For years now, Regina has been researching Myrtle’s life and work. Often referring to Myrtle as a “polymath”, or someone who had a huge amount of interests, this research has been her primary focus.

“When she passed away, I suggested the university in Cork recognise her work, so we started the annual ‘Myrtle Allen Memorial Lecture’,” she says.

“When I went to discuss that with her family to see if ‘they’d agree, they said it was a fantastic idea and also said that upstairs there were a lot of papers she collected over time; they thought I might find something in there.
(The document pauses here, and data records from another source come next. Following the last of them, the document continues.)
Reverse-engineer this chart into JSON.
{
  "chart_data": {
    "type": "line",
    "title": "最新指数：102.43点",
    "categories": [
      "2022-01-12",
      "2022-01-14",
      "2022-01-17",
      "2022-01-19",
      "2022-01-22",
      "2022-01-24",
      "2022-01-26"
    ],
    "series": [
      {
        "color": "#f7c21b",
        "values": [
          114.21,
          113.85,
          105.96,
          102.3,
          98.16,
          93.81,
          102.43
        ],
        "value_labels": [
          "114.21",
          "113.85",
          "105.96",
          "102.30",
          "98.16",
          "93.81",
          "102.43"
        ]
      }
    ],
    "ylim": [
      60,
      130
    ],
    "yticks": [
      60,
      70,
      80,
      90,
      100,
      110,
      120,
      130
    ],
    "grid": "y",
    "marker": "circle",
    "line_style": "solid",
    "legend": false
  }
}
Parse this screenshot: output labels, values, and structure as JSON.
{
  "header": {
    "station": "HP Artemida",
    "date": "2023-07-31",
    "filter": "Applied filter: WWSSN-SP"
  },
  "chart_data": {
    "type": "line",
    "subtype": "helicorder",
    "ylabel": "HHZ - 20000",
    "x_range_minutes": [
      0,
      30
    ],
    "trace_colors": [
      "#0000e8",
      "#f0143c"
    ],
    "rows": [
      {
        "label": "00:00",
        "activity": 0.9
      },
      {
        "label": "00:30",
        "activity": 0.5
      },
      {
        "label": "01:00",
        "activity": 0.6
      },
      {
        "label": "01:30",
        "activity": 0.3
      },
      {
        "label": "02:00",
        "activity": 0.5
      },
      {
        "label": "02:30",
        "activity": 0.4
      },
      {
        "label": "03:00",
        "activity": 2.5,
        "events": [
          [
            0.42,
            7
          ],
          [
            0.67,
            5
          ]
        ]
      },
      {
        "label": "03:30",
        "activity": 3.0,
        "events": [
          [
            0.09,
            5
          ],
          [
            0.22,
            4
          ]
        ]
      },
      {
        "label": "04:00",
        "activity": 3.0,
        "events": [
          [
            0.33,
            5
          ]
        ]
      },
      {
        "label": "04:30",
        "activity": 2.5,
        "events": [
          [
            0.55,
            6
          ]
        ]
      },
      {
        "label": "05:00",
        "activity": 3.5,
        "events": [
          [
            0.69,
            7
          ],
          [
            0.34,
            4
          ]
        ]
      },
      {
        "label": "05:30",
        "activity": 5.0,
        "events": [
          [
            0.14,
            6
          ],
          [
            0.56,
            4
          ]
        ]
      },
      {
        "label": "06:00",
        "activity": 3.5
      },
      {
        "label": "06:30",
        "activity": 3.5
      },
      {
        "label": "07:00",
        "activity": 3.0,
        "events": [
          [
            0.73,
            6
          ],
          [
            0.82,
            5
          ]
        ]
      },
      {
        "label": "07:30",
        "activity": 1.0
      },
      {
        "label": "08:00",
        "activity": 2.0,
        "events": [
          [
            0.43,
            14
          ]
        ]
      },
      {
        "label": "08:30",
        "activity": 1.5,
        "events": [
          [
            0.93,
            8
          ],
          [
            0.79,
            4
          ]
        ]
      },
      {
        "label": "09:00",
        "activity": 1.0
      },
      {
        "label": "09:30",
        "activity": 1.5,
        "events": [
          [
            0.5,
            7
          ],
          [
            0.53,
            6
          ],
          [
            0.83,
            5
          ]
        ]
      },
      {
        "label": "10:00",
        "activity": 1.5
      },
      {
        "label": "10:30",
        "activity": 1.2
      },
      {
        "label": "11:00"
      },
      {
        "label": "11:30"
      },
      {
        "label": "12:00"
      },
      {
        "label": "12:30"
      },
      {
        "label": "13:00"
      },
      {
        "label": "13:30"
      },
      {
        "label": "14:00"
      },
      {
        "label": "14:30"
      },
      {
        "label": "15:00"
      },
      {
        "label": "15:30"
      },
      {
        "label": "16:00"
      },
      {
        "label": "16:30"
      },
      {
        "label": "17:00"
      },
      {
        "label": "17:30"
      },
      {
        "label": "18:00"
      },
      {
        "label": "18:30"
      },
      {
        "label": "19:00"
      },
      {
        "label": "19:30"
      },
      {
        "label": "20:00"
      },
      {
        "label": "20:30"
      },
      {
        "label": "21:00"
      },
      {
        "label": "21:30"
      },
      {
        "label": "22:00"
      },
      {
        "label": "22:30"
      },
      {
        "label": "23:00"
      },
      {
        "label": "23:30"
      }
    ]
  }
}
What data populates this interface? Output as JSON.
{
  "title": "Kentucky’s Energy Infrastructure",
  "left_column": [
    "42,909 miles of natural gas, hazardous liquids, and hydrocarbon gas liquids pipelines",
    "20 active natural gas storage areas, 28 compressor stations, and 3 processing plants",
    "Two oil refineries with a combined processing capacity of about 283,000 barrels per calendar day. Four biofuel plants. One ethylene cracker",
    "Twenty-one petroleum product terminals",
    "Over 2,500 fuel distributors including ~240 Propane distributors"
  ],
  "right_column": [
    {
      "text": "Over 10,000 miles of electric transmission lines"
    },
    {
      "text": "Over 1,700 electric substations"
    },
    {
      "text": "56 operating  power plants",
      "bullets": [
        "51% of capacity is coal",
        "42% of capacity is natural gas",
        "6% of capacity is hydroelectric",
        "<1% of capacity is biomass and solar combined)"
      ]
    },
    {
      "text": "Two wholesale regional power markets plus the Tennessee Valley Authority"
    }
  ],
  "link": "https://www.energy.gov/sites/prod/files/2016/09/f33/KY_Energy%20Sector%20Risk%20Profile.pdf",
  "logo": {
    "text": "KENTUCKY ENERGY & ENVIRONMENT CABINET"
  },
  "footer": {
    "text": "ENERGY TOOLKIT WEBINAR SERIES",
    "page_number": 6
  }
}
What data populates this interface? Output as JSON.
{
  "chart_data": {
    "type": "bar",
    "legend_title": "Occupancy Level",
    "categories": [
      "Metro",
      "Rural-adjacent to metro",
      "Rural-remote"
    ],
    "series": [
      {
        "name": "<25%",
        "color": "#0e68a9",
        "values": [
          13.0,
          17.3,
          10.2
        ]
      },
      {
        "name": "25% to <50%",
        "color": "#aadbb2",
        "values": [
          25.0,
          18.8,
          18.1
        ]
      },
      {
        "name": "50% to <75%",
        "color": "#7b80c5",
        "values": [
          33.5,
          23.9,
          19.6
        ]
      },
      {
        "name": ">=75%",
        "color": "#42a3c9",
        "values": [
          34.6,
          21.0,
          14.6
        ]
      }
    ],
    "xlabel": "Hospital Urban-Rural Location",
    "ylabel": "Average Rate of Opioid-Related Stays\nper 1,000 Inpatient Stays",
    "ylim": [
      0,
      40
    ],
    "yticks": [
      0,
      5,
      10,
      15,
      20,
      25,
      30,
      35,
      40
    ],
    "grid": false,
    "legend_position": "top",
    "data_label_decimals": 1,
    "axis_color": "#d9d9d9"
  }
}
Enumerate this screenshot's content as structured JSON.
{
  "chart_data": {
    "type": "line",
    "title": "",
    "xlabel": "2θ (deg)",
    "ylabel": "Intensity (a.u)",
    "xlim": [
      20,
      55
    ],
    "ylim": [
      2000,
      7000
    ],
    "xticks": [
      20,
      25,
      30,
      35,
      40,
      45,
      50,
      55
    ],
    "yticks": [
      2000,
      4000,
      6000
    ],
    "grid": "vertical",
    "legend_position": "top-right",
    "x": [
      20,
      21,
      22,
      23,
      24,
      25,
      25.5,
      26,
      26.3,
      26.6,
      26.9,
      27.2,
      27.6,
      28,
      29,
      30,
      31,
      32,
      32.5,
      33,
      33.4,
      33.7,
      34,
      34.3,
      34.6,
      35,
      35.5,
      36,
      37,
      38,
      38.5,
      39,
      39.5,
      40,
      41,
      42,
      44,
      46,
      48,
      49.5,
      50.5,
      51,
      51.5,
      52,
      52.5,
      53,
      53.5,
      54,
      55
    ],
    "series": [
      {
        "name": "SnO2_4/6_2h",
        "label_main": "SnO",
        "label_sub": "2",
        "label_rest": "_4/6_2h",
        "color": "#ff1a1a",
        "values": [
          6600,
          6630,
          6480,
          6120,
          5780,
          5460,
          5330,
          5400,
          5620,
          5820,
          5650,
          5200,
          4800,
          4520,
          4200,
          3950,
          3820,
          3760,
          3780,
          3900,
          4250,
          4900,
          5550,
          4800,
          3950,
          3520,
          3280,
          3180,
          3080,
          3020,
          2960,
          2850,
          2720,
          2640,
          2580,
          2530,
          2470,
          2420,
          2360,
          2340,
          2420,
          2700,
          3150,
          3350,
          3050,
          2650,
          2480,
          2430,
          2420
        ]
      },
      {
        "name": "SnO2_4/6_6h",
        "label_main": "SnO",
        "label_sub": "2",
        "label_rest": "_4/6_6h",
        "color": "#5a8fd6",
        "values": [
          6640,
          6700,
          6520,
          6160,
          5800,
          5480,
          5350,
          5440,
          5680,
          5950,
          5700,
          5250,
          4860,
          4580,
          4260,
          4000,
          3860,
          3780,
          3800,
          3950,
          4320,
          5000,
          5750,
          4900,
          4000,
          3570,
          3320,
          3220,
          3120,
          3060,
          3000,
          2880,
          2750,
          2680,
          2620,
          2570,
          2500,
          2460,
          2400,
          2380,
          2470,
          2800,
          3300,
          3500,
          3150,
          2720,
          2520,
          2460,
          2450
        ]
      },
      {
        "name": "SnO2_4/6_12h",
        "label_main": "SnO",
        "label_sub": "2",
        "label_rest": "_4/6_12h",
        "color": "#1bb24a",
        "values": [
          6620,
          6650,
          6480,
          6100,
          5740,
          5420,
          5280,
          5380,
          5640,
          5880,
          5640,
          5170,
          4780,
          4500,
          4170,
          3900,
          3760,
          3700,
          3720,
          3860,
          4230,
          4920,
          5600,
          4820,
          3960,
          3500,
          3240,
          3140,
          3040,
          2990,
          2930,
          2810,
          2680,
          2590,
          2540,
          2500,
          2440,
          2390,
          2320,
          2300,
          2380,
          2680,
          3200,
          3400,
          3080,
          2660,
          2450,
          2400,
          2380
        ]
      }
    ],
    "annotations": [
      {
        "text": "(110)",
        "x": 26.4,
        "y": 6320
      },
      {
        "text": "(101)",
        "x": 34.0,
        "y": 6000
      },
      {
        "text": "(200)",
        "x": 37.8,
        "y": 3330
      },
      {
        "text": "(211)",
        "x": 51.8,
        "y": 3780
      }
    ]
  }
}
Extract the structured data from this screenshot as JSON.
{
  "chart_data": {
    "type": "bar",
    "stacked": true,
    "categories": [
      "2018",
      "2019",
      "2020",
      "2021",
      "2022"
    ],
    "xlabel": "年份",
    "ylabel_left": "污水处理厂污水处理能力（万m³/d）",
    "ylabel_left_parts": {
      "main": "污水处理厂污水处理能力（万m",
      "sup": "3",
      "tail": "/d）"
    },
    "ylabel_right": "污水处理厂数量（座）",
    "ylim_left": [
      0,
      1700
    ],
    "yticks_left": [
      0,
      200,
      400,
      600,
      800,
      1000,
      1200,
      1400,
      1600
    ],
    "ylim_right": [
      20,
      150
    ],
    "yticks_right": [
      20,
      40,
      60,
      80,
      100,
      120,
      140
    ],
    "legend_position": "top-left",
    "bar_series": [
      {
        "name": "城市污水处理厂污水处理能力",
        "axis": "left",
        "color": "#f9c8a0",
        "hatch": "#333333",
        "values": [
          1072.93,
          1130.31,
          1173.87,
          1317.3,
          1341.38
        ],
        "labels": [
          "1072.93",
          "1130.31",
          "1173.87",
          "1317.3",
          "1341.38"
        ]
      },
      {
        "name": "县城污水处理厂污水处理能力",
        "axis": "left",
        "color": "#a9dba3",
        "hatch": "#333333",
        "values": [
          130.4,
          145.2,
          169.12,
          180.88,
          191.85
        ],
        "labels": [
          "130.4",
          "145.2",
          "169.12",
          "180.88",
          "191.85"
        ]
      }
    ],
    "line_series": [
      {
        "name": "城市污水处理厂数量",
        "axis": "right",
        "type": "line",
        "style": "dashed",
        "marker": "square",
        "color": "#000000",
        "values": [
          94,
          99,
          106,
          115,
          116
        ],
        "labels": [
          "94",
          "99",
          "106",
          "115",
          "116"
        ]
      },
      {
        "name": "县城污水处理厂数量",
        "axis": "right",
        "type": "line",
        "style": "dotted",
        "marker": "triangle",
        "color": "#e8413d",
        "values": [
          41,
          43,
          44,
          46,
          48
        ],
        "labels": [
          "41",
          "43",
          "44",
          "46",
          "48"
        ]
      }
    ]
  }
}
Her office was just flowing with papers and documentation from the restaurant.”

After finding even more documentation – like old menus – in the attic at Ballymaloe House, Regina asked if the Boole Library archives at UCC might take the collection, which they did.

Besides her kitchen papers, Myrtle’s cookery columns from the Irish Farmers Journal, which began in 1962, are of great interest to Regina.

To her, they show how Myrtle was a catalyst of positive change during a tumultuous time for Irish food and agriculture.

One of Myrtle Allen’s column published in the Irish Farmers Journal in 1964, the same year Ballymaloe House first opened to the public.

“She was speaking up and giving a voice to tradition,” Regina states. “Farmers, at this time, were thinking about joining the EEC [European Economic Community]; they were looking forward and the past was bringing them down.

“The line you hear about Myrtle is that she was ‘before her time’, and she was, but she was also very much of her time because she was

bang in the middle of all this socio-cultural change.

“Her column was for everyone,” she adds. “The articles were not just writing about food or sharing a recipe – there was also a message in there, which was delivered again through the recipe.

“It was almost like subliminal messaging going out from her via the Farmers Journal.

“So that’s what I’m looking at, at the moment. This idea of her looking at Ireland in the 1960s, through her unique perspective.”